Taking my gdb binary as an example:

.text is 6417058 bytes, with 146997 total sframe FREs. Assuming a chunk
size of 1024, fre_chunks[] needs 6417058/1024 = 6267 entries.

For unwinding at text offset 0x400000, the index into fre_chunks[] would
be 0x400000/1024 = 4096. If fre_chunks[4096] == 96074 and
fre_chunks[4096+1] == 96098, you need only do a binary search of the 24
entries between fres[96074] && fres[96098] rather than searching the
entire 146997 byte array.

.sframe size calculation:

374 unique fre_data entries (out of 146997 total FREs!)
= 374 * (2 * 3) = 2244 bytes

146997 fre entries
= 146997 * (4 + 2) = 881982 bytes

.text size 6417058 (chunk_size = 1024, num_chunks=6267)
= 6267 * 8 = 43869 bytes

Approximate total .sframe size would be 2244 + 881982 + 8192 = 906k,
plus negligible header size.

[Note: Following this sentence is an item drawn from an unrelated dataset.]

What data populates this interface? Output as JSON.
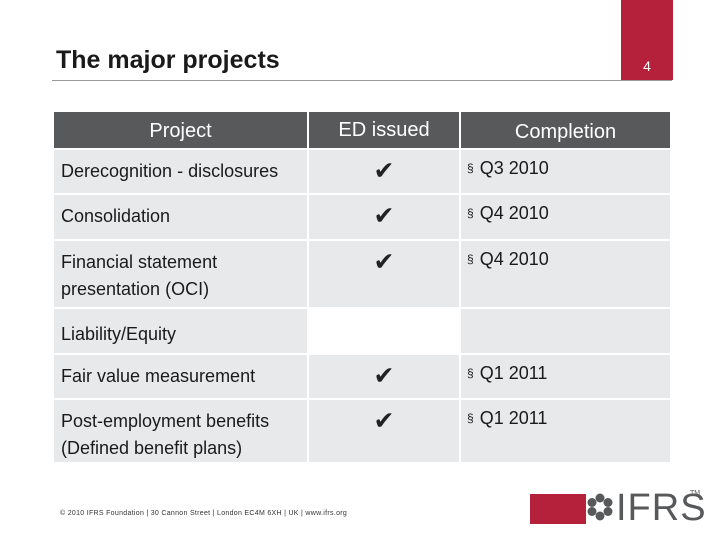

Which is smaller than the v2 .sframe on my
gdb binary (985k).

With the chunked lookup table, the avg lookup is:

log2(146997/6267) = ~4.5 iterations

whereas a full binary search would be:

log2(146997) = 17 iterations

So assuming I got all that math right, it's over 3x faster and the
binary is smaller (or at least should be roughly comparable).

Of course the downside is it's an all new format. Presumably the linker
would need to do more work than it's currently doing, e.g., find all the
duplicates and set up the data accordingly.